それじゃあね、今日は唯識仏教のお話をしてあげよう。

唯識では、心の奥底、無意識の領域を阿頼耶識(あらやしき)と呼ぶんだ。

そこには、考えたことや経験したこと一切が溜まって行く。そして、その溜まったものが心になるんだね。

楽しい事ばかり考える人は楽しい心になるし、逆に悲しいことばかり考える人は悲しい心になる。

玉竜は不安なことばかり考えているだろう。だから心が不安になるのだね。

すぐには難しいと思うけど、好きなことや楽しいことを考えてごらん。

徐々に不安が小さくなっていくよ。

お師匠様、そうなんですね。

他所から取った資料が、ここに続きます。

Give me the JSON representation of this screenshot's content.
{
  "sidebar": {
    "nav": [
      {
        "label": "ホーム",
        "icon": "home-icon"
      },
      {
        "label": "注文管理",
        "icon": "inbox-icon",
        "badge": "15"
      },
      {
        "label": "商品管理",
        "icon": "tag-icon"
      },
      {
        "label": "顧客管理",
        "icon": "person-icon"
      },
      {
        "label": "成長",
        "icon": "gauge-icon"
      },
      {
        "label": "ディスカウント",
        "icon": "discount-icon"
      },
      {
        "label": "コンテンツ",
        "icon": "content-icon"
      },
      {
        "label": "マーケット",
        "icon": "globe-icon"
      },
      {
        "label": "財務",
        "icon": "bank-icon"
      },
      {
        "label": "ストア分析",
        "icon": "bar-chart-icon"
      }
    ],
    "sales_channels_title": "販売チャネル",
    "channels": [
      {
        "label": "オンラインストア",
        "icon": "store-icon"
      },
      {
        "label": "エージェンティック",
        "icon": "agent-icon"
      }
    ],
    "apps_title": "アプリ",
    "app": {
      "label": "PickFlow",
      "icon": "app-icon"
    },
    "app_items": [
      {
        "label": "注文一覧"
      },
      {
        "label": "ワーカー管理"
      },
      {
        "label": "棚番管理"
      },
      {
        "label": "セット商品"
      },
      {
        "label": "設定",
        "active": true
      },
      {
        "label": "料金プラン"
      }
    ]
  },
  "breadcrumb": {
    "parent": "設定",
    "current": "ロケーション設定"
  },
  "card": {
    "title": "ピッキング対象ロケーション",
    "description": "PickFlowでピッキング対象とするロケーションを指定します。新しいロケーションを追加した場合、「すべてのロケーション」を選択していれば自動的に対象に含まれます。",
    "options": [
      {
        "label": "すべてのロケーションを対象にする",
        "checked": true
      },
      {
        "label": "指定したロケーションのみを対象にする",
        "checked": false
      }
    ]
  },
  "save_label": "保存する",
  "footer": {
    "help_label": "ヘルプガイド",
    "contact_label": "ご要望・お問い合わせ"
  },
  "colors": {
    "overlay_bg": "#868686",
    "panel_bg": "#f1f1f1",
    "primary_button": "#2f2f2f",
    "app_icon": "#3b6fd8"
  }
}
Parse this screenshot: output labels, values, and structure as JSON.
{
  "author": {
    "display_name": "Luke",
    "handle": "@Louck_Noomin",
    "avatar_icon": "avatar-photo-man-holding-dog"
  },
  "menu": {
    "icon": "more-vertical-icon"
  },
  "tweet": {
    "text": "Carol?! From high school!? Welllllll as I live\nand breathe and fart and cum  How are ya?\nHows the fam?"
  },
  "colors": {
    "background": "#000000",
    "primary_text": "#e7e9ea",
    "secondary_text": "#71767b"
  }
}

少し安心しました。

おっしゃるとおり、やってみようと思います。

今の境遇に楽しく住む

猪八戒が浮かない顔をして、何やらブツブツ言っています。

おいらは天から落ちたときに豚の腹に入ったものだから、こんな姿になって苦労しっぱなしだ。

もっとかっこいい生き物の腹に入っていたら、いい思いができただろうになぁ。

八戒、そんなこと言うもんじゃありませんよ。

私たちが天竺にいただきに行く唯識のお経の中に、菩薩が修業によってどのように変わって行かれたかが書かれた章があります。

その中に、「現法楽住」という言葉があるのですね。

今の境遇の中に楽しく住むという気持ち、それが大切なのです。

以前にもお話ししましたが、私たちにの無意識には、経験や思いなどがすべて蓄積されるところがあって、そこから今の自分ができている。今の境遇ができている。

いくら不平や不満を言っても、それはすべて過去の自分が作り出したものなんです。

たから今の境遇の中に、楽しく住むしかないのですよ。